Anyone take Simponi?

I just saw a commercial on tv for Simponi for RA.  It is a once per month drug.  I was wondering if anyone uses it or heard anything about it.  Thanks

Hi, I was part of the clinical trial for what is now called Simponi (golimumab). I have Psoriatic Arthritis. I was recommended to the trial by my rheumatologist before I was approved for medicare because nothing else was working.  Because it was a double blind study we were not told if we actually received the drug, but I could tell the difference right away, however, it only lasted about 2 weeks before the pain came back. Later, after I got on Medicare I was able to get on Humira and they started me off on 1 injection every other week with methotrexate, which made me very nauseated. Finally I was put on Humira, one 40mg injection once per week and that worked very well.

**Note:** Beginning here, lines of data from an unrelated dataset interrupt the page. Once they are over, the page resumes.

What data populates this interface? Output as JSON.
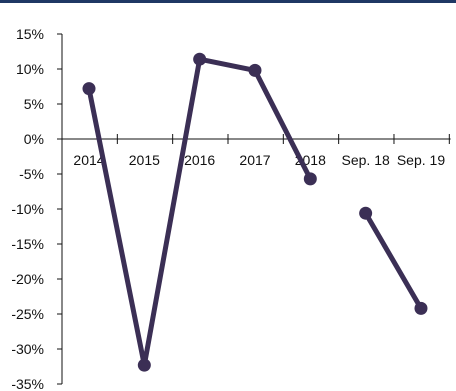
{
  "chart_data": {
    "type": "line",
    "categories": [
      "2014",
      "2015",
      "2016",
      "2017",
      "2018",
      "Sep. 18",
      "Sep. 19"
    ],
    "y_tick_labels": [
      "15%",
      "10%",
      "5%",
      "0%",
      "-5%",
      "-10%",
      "-15%",
      "-20%",
      "-25%",
      "-30%",
      "-35%"
    ],
    "ylim": [
      -35,
      15
    ],
    "y_unit": "%",
    "grid": false,
    "series": [
      {
        "color": "#3b2f55",
        "segments": [
          {
            "categories": [
              "2014",
              "2015",
              "2016",
              "2017",
              "2018"
            ],
            "values": [
              7.2,
              -32.3,
              11.4,
              9.8,
              -5.7
            ]
          },
          {
            "categories": [
              "Sep. 18",
              "Sep. 19"
            ],
            "values": [
              -10.6,
              -24.2
            ]
          }
        ]
      }
    ]
  },
  "header": {
    "rule_color": "#1f3864"
  }
}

This was my experience and of course everyone is different and needs to find what works best for them. Happy to share my own experience though. Good luck.

My New Rheumatologist suggested it when I saw her yesterday.  I have been taking Enbrel and its lost its efficacy.  But I ended up choosing to go on Remicade instead.  I have Psoriatic Arthritis and people with that diagnoses do well with it...Also I thought my insurance company might not pay for Simponi because its new...You never know how thats going to turn out.

I am starting in next week.  I just got the call yesterday that my insurance is willing to pay for it.

I am not switching for the conveince but because nothing is working on my psoriatic arthritis (PA).  I have tried methotrexate, plaquanil, sulfasalazine, gold salts, celebrex, voltaren, lodine, remicade (almost died, turns out i am alergic who knew?), humira, imuran, others i can't remember the names of right now, and most recently Enbrel.  According to mu rheumatologist, I have tired everything on the market for PA

i hope it will work well for me because the next step is a wheel chair, I really don't want to go there at 37.